Let’s start with the assault-weapons ban response. A look at the raw data from pollster Langer Associates shows this to be the second-lowest level of support in the past 22 years. Three years ago, WaPo/ABC polled three times in four months after the Newtown shooting, and got roughly similar responses in all three: 58/39, 57/46, and 56/45. Apart from last December’s majority 53% opposition, this poll’s 48% is the highest level of opposition in the same 22-year span. And in this case, the D+12 sample would make at least some difference, given the specific increase in that demo. This isn’t exactly momentum.

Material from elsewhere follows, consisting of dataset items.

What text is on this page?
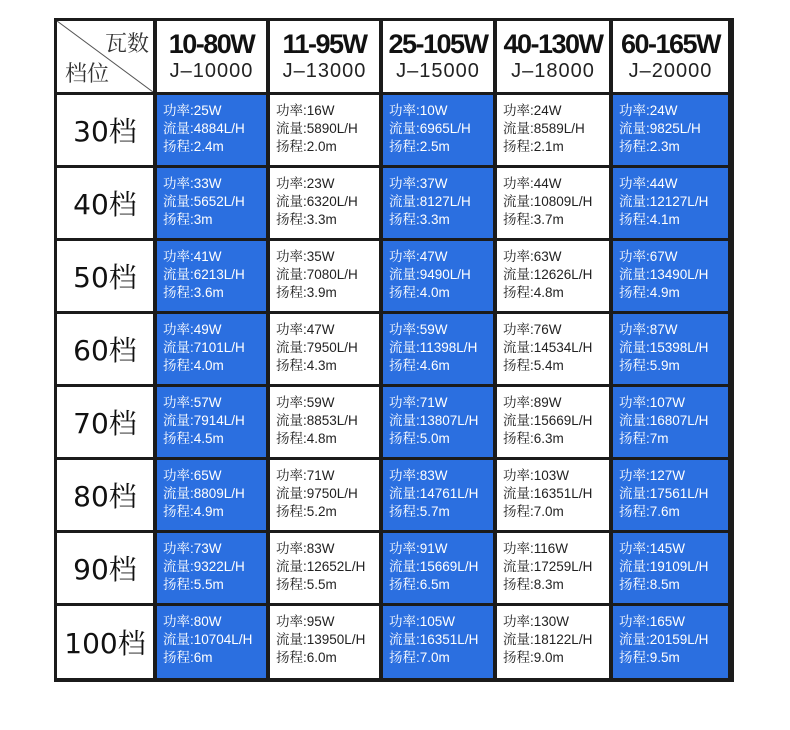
瓦数
档位
10-80W
J–10000
11-95W
J–13000
25-105W
J–15000
40-130W
J–18000
60-165W
J–20000
30档
功率:25W
流量:4884L/H
扬程:2.4m
功率:16W
流量:5890L/H
扬程:2.0m
功率:10W
流量:6965L/H
扬程:2.5m
功率:24W
流量:8589L/H
扬程:2.1m
功率:24W
流量:9825L/H
扬程:2.3m
40档
功率:33W
流量:5652L/H
扬程:3m
功率:23W
流量:6320L/H
扬程:3.3m
功率:37W
流量:8127L/H
扬程:3.3m
功率:44W
流量:10809L/H
扬程:3.7m
功率:44W
流量:12127L/H
扬程:4.1m
50档
功率:41W
流量:6213L/H
扬程:3.6m
功率:35W
流量:7080L/H
扬程:3.9m
功率:47W
流量:9490L/H
扬程:4.0m
功率:63W
流量:12626L/H
扬程:4.8m
功率:67W
流量:13490L/H
扬程:4.9m
60档
功率:49W
流量:7101L/H
扬程:4.0m
功率:47W
流量:7950L/H
扬程:4.3m
功率:59W
流量:11398L/H
扬程:4.6m
功率:76W
流量:14534L/H
扬程:5.4m
功率:87W
流量:15398L/H
扬程:5.9m
70档
功率:57W
流量:7914L/H
扬程:4.5m
功率:59W
流量:8853L/H
扬程:4.8m
功率:71W
流量:13807L/H
扬程:5.0m
功率:89W
流量:15669L/H
扬程:6.3m
功率:107W
流量:16807L/H
扬程:7m
80档
功率:65W
流量:8809L/H
扬程:4.9m
功率:71W
流量:9750L/H
扬程:5.2m
功率:83W
流量:14761L/H
扬程:5.7m
功率:103W
流量:16351L/H
扬程:7.0m
功率:127W
流量:17561L/H
扬程:7.6m
90档
功率:73W
流量:9322L/H
扬程:5.5m
功率:83W
流量:12652L/H
扬程:5.5m
功率:91W
流量:15669L/H
扬程:6.5m
功率:116W
流量:17259L/H
扬程:8.3m
功率:145W
流量:19109L/H
扬程:8.5m
100档
功率:80W
流量:10704L/H
扬程:6m
功率:95W
流量:13950L/H
扬程:6.0m
功率:105W
流量:16351L/H
扬程:7.0m
功率:130W
流量:18122L/H
扬程:9.0m
功率:165W
流量:20159L/H
扬程:9.5m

That brings us to the constitutional questions. The pollster asked whether respondents supported “blocking people from buying guns if they appear on the FBI’s list of people with possible connections to terrorism,” which doesn’t exactly provide the context of due process. However, that question got asked after the query about supporting “increasing surveillance of people suspected of possible links to terrorism, even if that intrudes on privacy rights,” which clearly does imply the constitutional issues at hand.  And the answer to that question was …

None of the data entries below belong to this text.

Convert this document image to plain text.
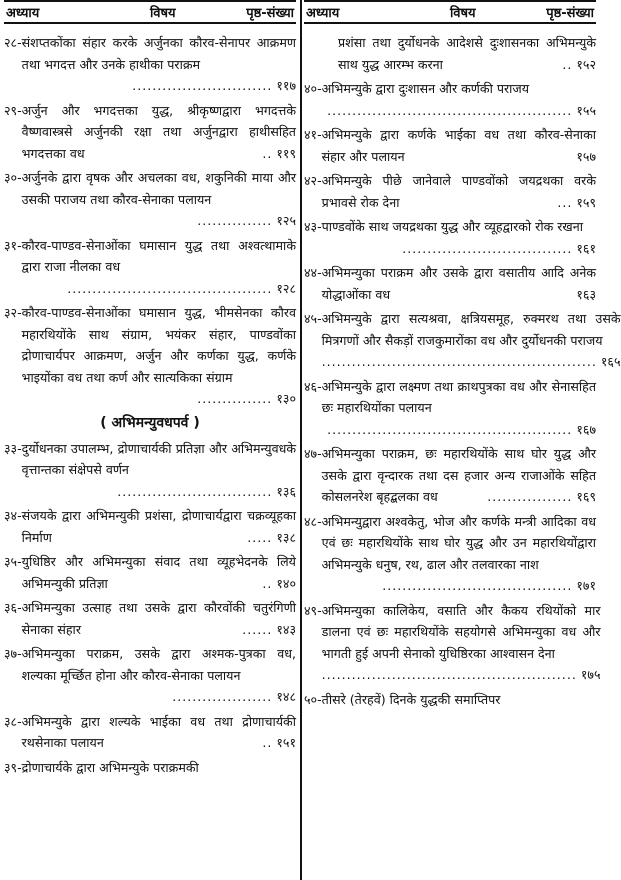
अध्याय	विषय	पृष्ठ-संख्या
२८- संशप्तकोंका संहार करके अर्जुनका कौरव-सेनापर आक्रमण तथा भगदत्त और उनके हाथीका पराक्रम
............................ ११७
२९- अर्जुन और भगदत्तका युद्ध, श्रीकृष्णद्वारा भगदत्तके वैष्णवास्त्रसे अर्जुनकी रक्षा तथा अर्जुनद्वारा हाथीसहित भगदत्तका वध	.. ११९
३०- अर्जुनके द्वारा वृषक और अचलका वध, शकुनिकी माया और उसकी पराजय तथा कौरव-सेनाका पलायन
............... १२५
३१- कौरव-पाण्डव-सेनाओंका घमासान युद्ध तथा अश्वत्थामाके द्वारा राजा नीलका वध
......................................... १२८
३२- कौरव-पाण्डव-सेनाओंका घमासान युद्ध, भीमसेनका कौरव महारथियोंके साथ संग्राम, भयंकर संहार, पाण्डवोंका द्रोणाचार्यपर आक्रमण, अर्जुन और कर्णका युद्ध, कर्णके भाइयोंका वध तथा कर्ण और सात्यकिका संग्राम
............... १३०
( अभिमन्युवधपर्व )
३३- दुर्योधनका उपालम्भ, द्रोणाचार्यकी प्रतिज्ञा और अभिमन्युवधके वृत्तान्तका संक्षेपसे वर्णन
............................... १३६
३४- संजयके द्वारा अभिमन्युकी प्रशंसा, द्रोणाचार्यद्वारा चक्रव्यूहका निर्माण	..... १३८
३५- युधिष्ठिर और अभिमन्युका संवाद तथा व्यूहभेदनके लिये अभिमन्युकी प्रतिज्ञा	.. १४०
३६- अभिमन्युका उत्साह तथा उसके द्वारा कौरवोंकी चतुरंगिणी सेनाका संहार	...... १४३
३७- अभिमन्युका पराक्रम, उसके द्वारा अश्मक-पुत्रका वध, शल्यका मूर्च्छित होना और कौरव-सेनाका पलायन
.................... १४८
३८- अभिमन्युके द्वारा शल्यके भाईका वध तथा द्रोणाचार्यकी रथसेनाका पलायन	.. १५१
३९- द्रोणाचार्यके द्वारा अभिमन्युके पराक्रमकी
अध्याय	विषय	पृष्ठ-संख्या
प्रशंसा तथा दुर्योधनके आदेशसे दुःशासनका अभिमन्युके साथ युद्ध आरम्भ करना	.. १५२
४०- अभिमन्युके द्वारा दुःशासन और कर्णकी पराजय
................................................. १५५
४१- अभिमन्युके द्वारा कर्णके भाईका वध तथा कौरव-सेनाका संहार और पलायन	१५७
४२- अभिमन्युके पीछे जानेवाले पाण्डवोंको जयद्रथका वरके प्रभावसे रोक देना	... १५९
४३- पाण्डवोंके साथ जयद्रथका युद्ध और व्यूहद्वारको रोक रखना
.................................. १६१
४४- अभिमन्युका पराक्रम और उसके द्वारा वसातीय आदि अनेक योद्धाओंका वध	१६३
४५- अभिमन्युके द्वारा सत्यश्रवा, क्षत्रियसमूह, रुक्मरथ तथा उसके मित्रगणों और सैकड़ों राजकुमारोंका वध और दुर्योधनकी पराजय
....................................................... १६५
४६- अभिमन्युके द्वारा लक्ष्मण तथा क्राथपुत्रका वध और सेनासहित छः महारथियोंका पलायन
................................................. १६७
४७- अभिमन्युका पराक्रम, छः महारथियोंके साथ घोर युद्ध और उसके द्वारा वृन्दारक तथा दस हजार अन्य राजाओंके सहित कोसलनरेश बृहद्बलका वध	................. १६९
४८- अभिमन्युद्वारा अश्वकेतु, भोज और कर्णके मन्त्री आदिका वध एवं छः महारथियोंके साथ घोर युद्ध और उन महारथियोंद्वारा अभिमन्युके धनुष, रथ, ढाल और तलवारका नाश
...................................... १७१
४९- अभिमन्युका कालिकेय, वसाति और कैकय रथियोंको मार डालना एवं छः महारथियोंके सहयोगसे अभिमन्युका वध और भागती हुई अपनी सेनाको युधिष्ठिरका आश्वासन देना
................................................... १७५
५०- तीसरे (तेरहवें) दिनके युद्धकी समाप्तिपर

Additionally, 72 percent support increasing surveillance of people suspected of possible links to terrorism even if it intrudes on privacy rights. That follows a historical pattern of willingness to forgo privacy for safety when it comes to countering the threat of terrorism.

Sigh, as Hillary Clinton would say out loud. We’ve covered the centrality of due process to core liberty interests on a number of occasions, but just for the record:

The American system of justice relies on core principles based on a fundamental understanding of natural law. First, the Constitution exists to restrain government from encroaching on the rights of its sovereign citizens. Second, each citizen retains those civil rights unless a jury of their peers convicts them of violating the law. Third, each citizen is entitled to due process and a presumption of innocence from the government until conviction.

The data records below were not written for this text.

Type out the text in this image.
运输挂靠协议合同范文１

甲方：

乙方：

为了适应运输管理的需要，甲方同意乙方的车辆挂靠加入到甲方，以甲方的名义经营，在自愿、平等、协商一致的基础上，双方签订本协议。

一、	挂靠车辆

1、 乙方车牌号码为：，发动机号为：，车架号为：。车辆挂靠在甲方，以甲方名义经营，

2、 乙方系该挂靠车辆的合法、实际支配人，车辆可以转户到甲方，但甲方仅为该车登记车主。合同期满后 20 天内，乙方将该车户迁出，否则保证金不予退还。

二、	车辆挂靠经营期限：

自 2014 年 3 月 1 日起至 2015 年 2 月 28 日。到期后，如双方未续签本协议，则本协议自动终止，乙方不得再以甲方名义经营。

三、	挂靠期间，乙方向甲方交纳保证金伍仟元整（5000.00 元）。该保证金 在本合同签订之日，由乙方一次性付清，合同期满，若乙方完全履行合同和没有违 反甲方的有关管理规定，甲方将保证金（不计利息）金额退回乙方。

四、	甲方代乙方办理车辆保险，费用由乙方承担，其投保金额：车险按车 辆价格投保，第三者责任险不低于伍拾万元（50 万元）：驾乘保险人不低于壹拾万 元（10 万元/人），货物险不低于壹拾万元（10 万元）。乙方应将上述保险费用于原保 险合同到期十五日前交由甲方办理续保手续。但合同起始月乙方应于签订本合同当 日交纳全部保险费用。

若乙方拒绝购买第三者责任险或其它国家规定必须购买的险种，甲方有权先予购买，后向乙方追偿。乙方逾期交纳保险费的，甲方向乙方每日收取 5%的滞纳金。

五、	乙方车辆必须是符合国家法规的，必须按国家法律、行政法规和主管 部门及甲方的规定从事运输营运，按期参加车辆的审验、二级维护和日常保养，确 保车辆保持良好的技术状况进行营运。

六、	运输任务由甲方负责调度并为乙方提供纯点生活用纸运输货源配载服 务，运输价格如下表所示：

In the wake of the Orlando shooting, the familiar rush to use the no-fly and terror watch lists as a bar to owning a firearm violates every single one of these principles. …

In this proposal, Clinton and her allies call for an end to due process before denying citizens their constitutional right to bear arms. This is a far more fundamental issue than debating over which firearms to bar from private ownership; it strikes at the fundamental relationship between citizens and the government that exists to serve their liberty interests. Once those principles have been discarded for political expediency on the mere basis of official suspicion, no rights — whether natural or declared — will ever be safe again.

 

The wisdom of the founding fathers in enshrining these into the Constitution has never been clearer. The temporary passions and whims of the majority would make liberty untenable any other way. It’s too bad that Americans seem so eager to dispose of their birthright, and for no good purpose — since Omar Mateen wasn’t on a watch list at the time he purchased his weapons anyway, and the FBI had closed their investigation of him two years earlier.

Not all of the news from this poll was bad. Slightly more people support encouraging broader gun ownership and carry than support the assault-weapons ban (54% to 51%, respectively), and a plurality (48/40) are tired of US leadership avoiding the naming of radical Islam as a motivation in these attacks. After seeing only 13% of Americans cognizant of the constitutional issues at play with the watch-list ban proposals, though, those points hardly cheer.